Q: What are the projects that Caritas Italy has most supported recently in Haiti?Beccegato: Besides the small development projects in the various dioceses to provide potable water, [support has been focused on] the agricultural ambit, finding employment for young people, health care, and also emergency humanitarian interventions in response to recurrent Haitian crises. In the course of recent years the support of Caritas Italy and Caritas Haiti has focused on projects for women and children.In particular, Caritas Italy is supporting a project in the Diocese of Hinche, on the border, which aims to form, organize and provide access to credit to begin small entrepreneurial activities by groups of women who, joining together, are achieving phenomenal results. It is necessary to ensure continuity and reinforce this activity, so that socioeconomic development goes on at the same pace with human promotion and, in particular, the promotion of women as subjects capable of creating development, revenue, for example. This is a holistic approach by a well-developed national Caritas.

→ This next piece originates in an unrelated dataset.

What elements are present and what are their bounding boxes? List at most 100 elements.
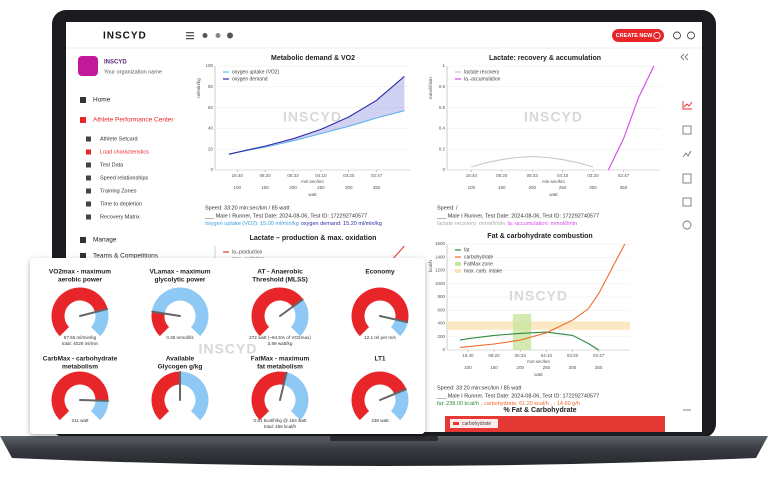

Q: Is there another aspect to highlight?Beccegato: Caritas Italy believes that it is important to continue to promote a culture of solidarity, through lobbying and advocacy also at the local and international levels, focusing on two major themes: reconciliation and building sustainable peace and the resolution of conflicts in non-violent ways, as well as information that is more correct and more attentive in quantity and in quality.[We promote] social communication that is a picture of objective reality, to make the essential and undeniable outlines of the truth about the human person more visible. The media, Benedict XVI says, "must also be instruments at the service of a more just and solidary world."